You may be ahead of me here at this point, but let me spell out the awfulness that’s going on here.

Traditionally, updates on Linux systems are controlled by the user. You get an icon in the system tray that looks important; you click on it; it asks you if you want to install updates; you say “yes” or “no”; updates are applied, or not; when you next restart any applications that you have running that were updated, the new version is picked up. Data isn’t lost, because updates don’t restart the application. You can (and do) update the Linux kernel in this way, and your computer just stays up (usually running on the old version of the kernel until you next restart.) Mechanisms have been added over time to allow auto updates to take place for critical security patches (“unattended upgrades”) but these have typically to be opt in. And again, they don’t restart running applications.

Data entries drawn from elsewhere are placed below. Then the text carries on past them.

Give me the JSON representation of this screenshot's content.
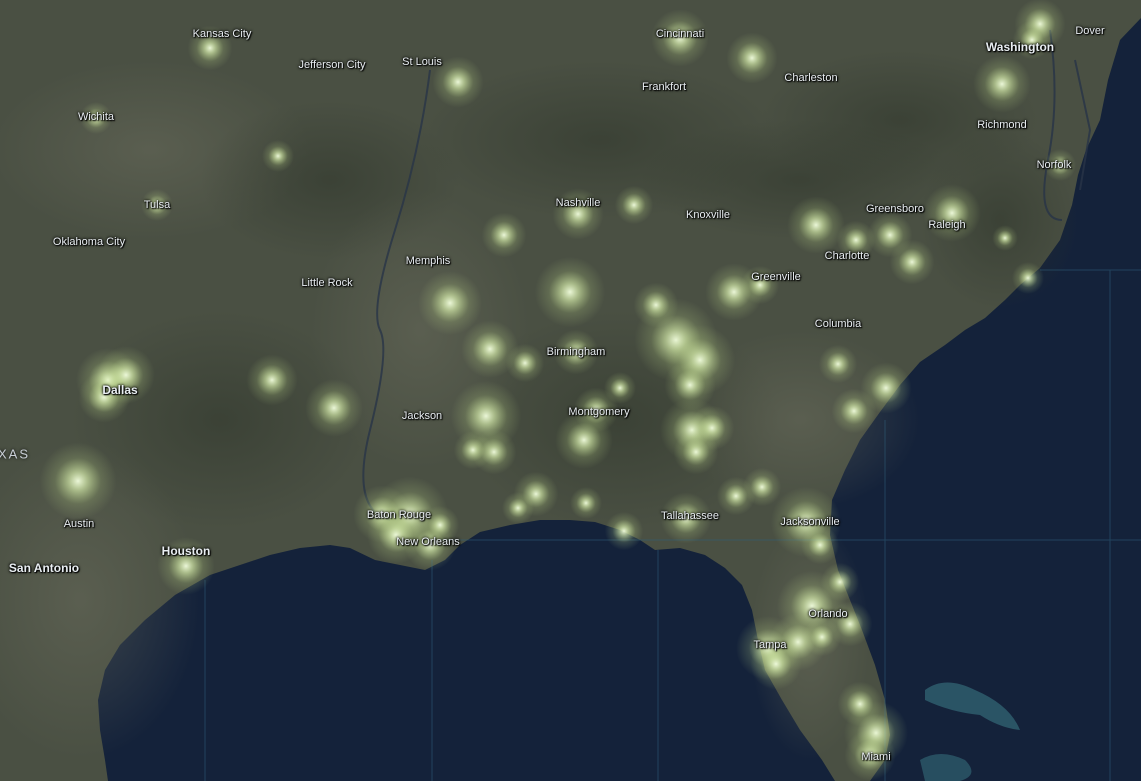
{
  "map": {
    "colors": {
      "ocean": "#14223a",
      "land": "#4a5043",
      "land_dark": "#3a4034",
      "gridline": "#2f5f7a",
      "heat_core": "#f0ffd8",
      "heat_glow": "#dfffa8"
    },
    "state_label": "XAS",
    "cities": [
      {
        "name": "Kansas City"
      },
      {
        "name": "Jefferson City"
      },
      {
        "name": "St Louis"
      },
      {
        "name": "Cincinnati"
      },
      {
        "name": "Frankfort"
      },
      {
        "name": "Charleston"
      },
      {
        "name": "Washington"
      },
      {
        "name": "Dover"
      },
      {
        "name": "Wichita"
      },
      {
        "name": "Richmond"
      },
      {
        "name": "Norfolk"
      },
      {
        "name": "Tulsa"
      },
      {
        "name": "Oklahoma City"
      },
      {
        "name": "Nashville"
      },
      {
        "name": "Knoxville"
      },
      {
        "name": "Greensboro"
      },
      {
        "name": "Raleigh"
      },
      {
        "name": "Memphis"
      },
      {
        "name": "Little Rock"
      },
      {
        "name": "Charlotte"
      },
      {
        "name": "Greenville"
      },
      {
        "name": "Columbia"
      },
      {
        "name": "Birmingham"
      },
      {
        "name": "Dallas"
      },
      {
        "name": "Jackson"
      },
      {
        "name": "Montgomery"
      },
      {
        "name": "Austin"
      },
      {
        "name": "Baton Rouge"
      },
      {
        "name": "Tallahassee"
      },
      {
        "name": "Jacksonville"
      },
      {
        "name": "Houston"
      },
      {
        "name": "New Orleans"
      },
      {
        "name": "San Antonio"
      },
      {
        "name": "Orlando"
      },
      {
        "name": "Tampa"
      },
      {
        "name": "Miami"
      }
    ]
  }
}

Snap breaks this contract. The update channel for Snap is independent from the KDE updater (on Kubuntu), and seemingly the Gnome updater (on Ubuntu). If you consent to applying updates from the general system tray “updates needed” notification, Snap updates are not included; they’re not even listed in the pending notifications from the system tray. Snap updates only happen when the Snap updater is running, either if the application is not running or after the period of time required to force updates has expired. Snap updates happen without consent.

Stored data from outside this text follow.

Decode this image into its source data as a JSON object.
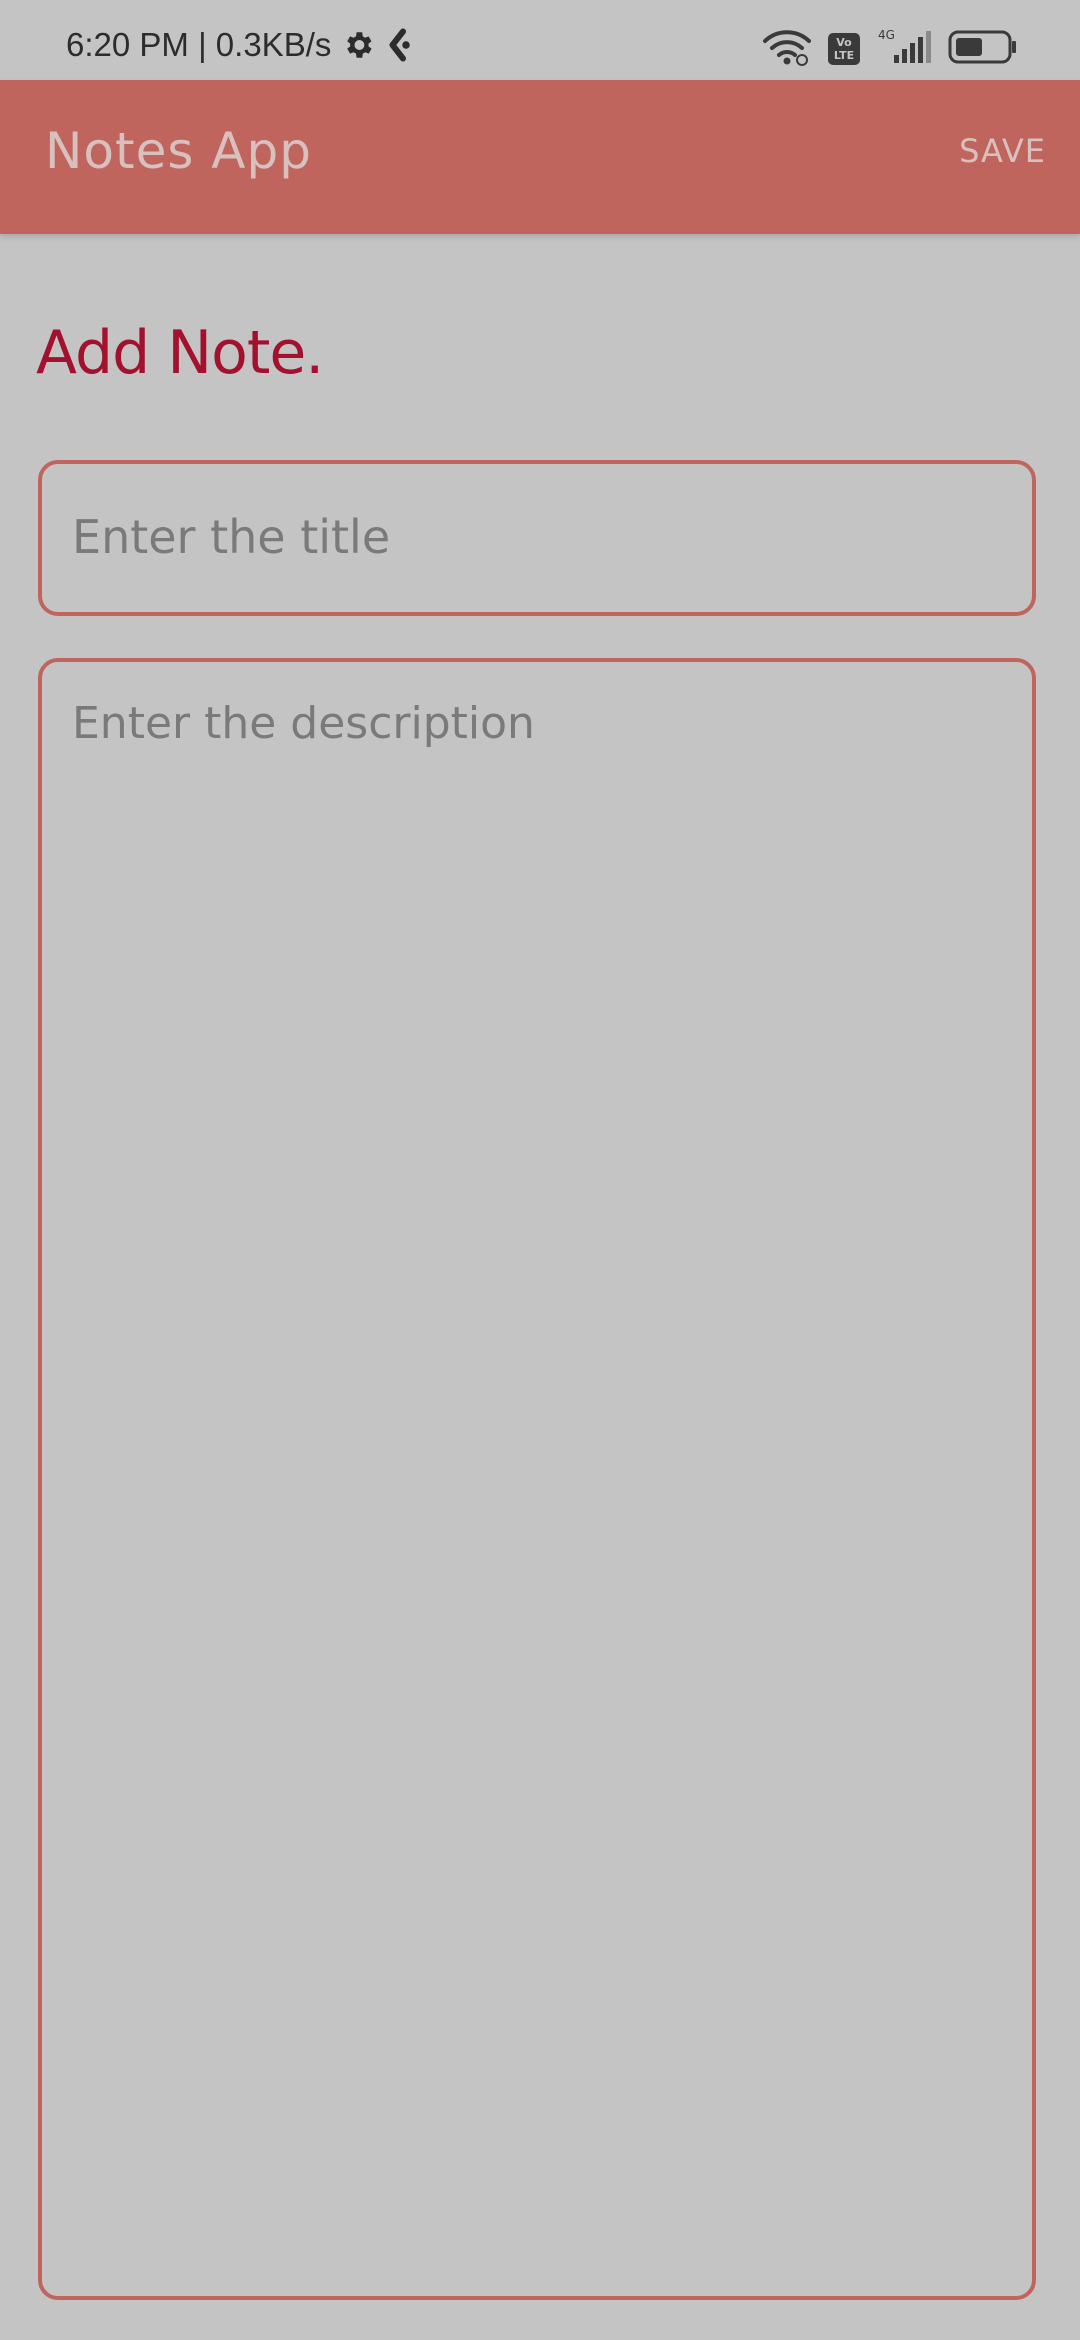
{
  "status_bar": {
    "time_speed": "6:20 PM | 0.3KB/s",
    "volte_label": "Vo\nLTE",
    "network_type": "4G",
    "icons": [
      "settings-gear-icon",
      "app-notification-icon",
      "wifi-icon",
      "volte-icon",
      "signal-icon",
      "battery-icon"
    ]
  },
  "app_bar": {
    "title": "Notes App",
    "save_label": "SAVE"
  },
  "page": {
    "heading": "Add Note."
  },
  "form": {
    "title_placeholder": "Enter the title",
    "title_value": "",
    "description_placeholder": "Enter the description",
    "description_value": ""
  },
  "colors": {
    "accent": "#c0655e",
    "heading": "#a2122e",
    "background": "#c4c4c4"
  }
}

Snap updates happen without consent. Across the board. You can (in upcoming versions of Snap) put updates on pause using snap refresh --hold, but it’s not clear to me whether that’ll notify you that updates are available and held. It seems to be another patch on a fundamentally bad design decision.

The notification is not the real problem here, although it is bad. The fix to applications “crashing” and losing data because of Snap updates that take place without consent is not to pop up a terribly designed nagging notification with no clear call to action, but it’s to tie Snap updates in with the rest of the system update ecosystem. Snap updates should require consent. Snap updates should show up in the same system tray updater as the rest of pending updates, and should be able to be chosen or held by the same interface. (What end user wants two update systems?) Snap updates should not restart running applications. These are bad design decisions, and they should be revisited.

Canonical started out (https://bugs.launchpad.net/ubuntu/+bug/1) trying to be an alternative to Microsoft. Forcing updates and restarting applications is a poor design, an awful compromise, and a good deal of the way towards the obliviousness to end user choice that drove many Linux users away from Windows in the first place.